I was asked recently what my backup strategy was.
I’m not the biggest fan of Time Machine. That’s a really loaded question. I use it on my MacBook Pro, but I exclude a LOT of apps and locations.
A lot of my “working” data is on a paid DropBox account, primarily for easy of use, sync, portability, and version control. I use a lot of cloud services from Picasa to S3 to FTP at Dreamhost to eventually Google Drive. I live in Evernote, Dropbox and Gmail. I use Backupify and Spanning Backup to automatically back up the data stored at Google. I use If This Then That “aka IFTTT” to send almost all social media (Tumblr, blog posts, whatever) to Blogger as an archive. I chose Blogger because they make it the easiest to get it back out.
90+% of my data is on 2 Drobos maxed out with 4 SATA drives each (I didn’t start with 4 or the larger sizes I have now). I swap out the drives for larger ones when I start to run out of space. If a drive fails (and they inevitably do), no data is lost. I think it’s somewhere around 8 TB now (lots of photos, video, and music).
I use WinClone to backup my BootCamp partition.I also use ChronoSync to keep/backup particular directories, like documents, photos, and music in sync. It stores them in their native format, so they’re easily accessible. For example, I sync my photos from my MBP to my desktop where they’re on a Drobo and easier to backup to CrashPlan Central. Same type of thing backing up other data from my MBP to some location on my iMac.
I also have a NewTech Voyager that allows me to use cheaper (and more reliable internal drives) to backup large amonts of data that will be offline.

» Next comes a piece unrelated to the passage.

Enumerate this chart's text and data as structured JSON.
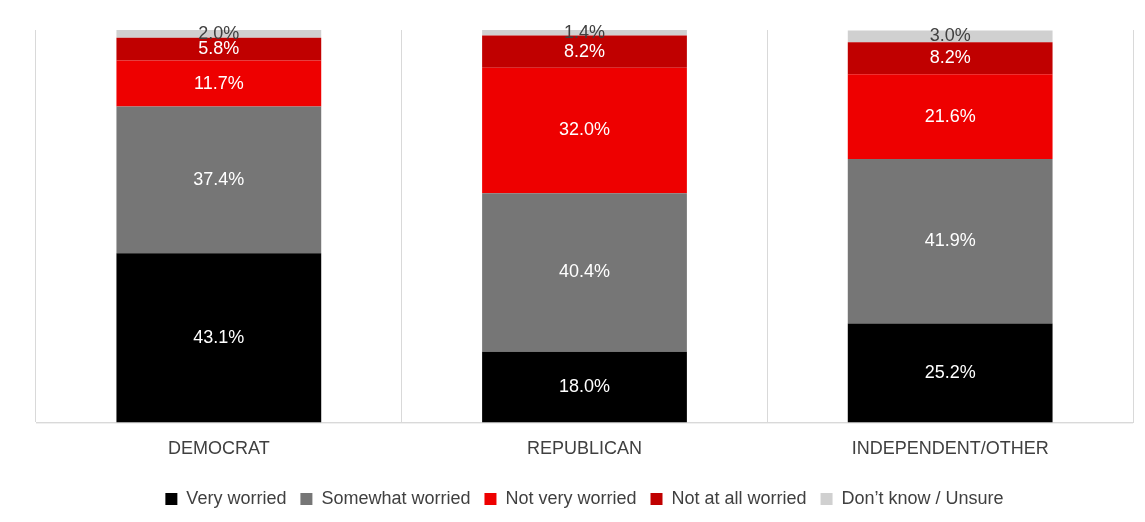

The coup the gras, though, is CrashPlan. They win a bunch of awards, and I prefer them to Mozy, Carbonite, and Backblaze. I have a bunch of different backup sets with priorities, retention schedules and stuff. Some of it is backed up “locally” to a Drobo (both MBP and iMac). The rest is backed up online to CrashPlan+.
I don’t know how many computers you have or how much data, but they have a 1 computer, unlimited plan as low as $3 a month and an 2-10 computer plan as low as $6 a month. Once you set all your backup sets and it does its initial upload (which can take awhile), you can forget about it. If it encounters errors, it can email, SMS, or send you a Twitter DM.
Backing up locally or to a friend’s computer is free.
It took awhile to get it all setup and in sync, but now it’s almost completely automated. The bare metal and swapping drives in the Voyager aren’t automated, but I can live with that.
Basically, if it’s not in 3 locations, with one of them being offsite, it’s not really backed up.